François Perrier (painter)

Aeneas and the Cumaean Sibyl (c. 1646), National Museum, Warsaw.

François Perrier (15901650), a French painter and etcher, is remembered for his two collections of prints after antique sculptures, the Segmenta nobilium signorum et statuarum quae temporis dentem invidium evasere (Paris, 1638), and Icones et segmenta...quae Romae adhuc extant (Paris, 1645); they provided visual repertories of classical models for generations of European artists and connoisseurs.

Biography

Perrier was born in Pontarlier. During the years 1620–1625, he resided in Rome, where he took for his model the practitioner of academic baroque classicism, Giovanni Lanfranco. On his return to France, following a brief stay at Lyon he settled in Paris in 1630, working in the classsicising circle of Simon Vouet In 1632–1634, he had for a pupil Charles Le Brun, destined to become the central figure of official French painting in the age of Louis XIV.
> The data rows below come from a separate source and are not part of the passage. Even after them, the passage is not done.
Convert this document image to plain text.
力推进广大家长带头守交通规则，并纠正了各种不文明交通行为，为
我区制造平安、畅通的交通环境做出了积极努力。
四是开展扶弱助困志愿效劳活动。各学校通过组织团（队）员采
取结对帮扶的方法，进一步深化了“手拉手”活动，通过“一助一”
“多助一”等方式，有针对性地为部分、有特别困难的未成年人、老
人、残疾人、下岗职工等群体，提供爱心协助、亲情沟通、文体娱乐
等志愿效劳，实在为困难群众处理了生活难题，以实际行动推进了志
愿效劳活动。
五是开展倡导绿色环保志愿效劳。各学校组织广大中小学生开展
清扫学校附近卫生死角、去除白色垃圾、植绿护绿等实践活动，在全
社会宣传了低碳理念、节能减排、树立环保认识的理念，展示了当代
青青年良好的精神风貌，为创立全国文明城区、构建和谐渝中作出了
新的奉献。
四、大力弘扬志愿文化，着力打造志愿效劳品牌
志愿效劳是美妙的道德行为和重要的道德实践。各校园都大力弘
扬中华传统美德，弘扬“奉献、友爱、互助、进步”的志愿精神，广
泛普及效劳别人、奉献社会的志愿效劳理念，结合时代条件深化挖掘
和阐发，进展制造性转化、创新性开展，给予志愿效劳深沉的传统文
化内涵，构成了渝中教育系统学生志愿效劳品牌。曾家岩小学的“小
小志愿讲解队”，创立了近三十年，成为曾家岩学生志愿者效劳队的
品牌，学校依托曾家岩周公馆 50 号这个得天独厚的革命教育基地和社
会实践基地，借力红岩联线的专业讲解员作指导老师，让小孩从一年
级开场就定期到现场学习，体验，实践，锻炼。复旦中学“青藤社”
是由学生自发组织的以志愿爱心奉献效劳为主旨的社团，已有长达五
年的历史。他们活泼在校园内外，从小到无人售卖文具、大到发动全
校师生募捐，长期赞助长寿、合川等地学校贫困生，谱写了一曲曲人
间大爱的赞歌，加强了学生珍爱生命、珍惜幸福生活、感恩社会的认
Perrier returned to Rome in 1635, remaining there for the next decade, which saw his decors for palazzo Peretti and the publication in Paris of his great repertory of images. In 1645, once again in Paris he painted the ceiling of the gallery of the Hôtel de La Vrillière, now the seat of the Banque de France[1] and worked with Eustache Le Sueur on the cabinet de l’amour in the Hôtel Lambert. In 1648, he was one of the twelve founders of the Académie royale de peinture et de sculpture.[2] He died in Paris.

In 1869, the French city of Mâcon founded its Musée des Beaux-arts with a bequest of eight canvases by Perrier.

Notes

  1. Only a copy survives.
  2. Thuillier, "Les dernières années de François Perrier (1646-1649)", Revue de L'Art, 99, 1993:9–28.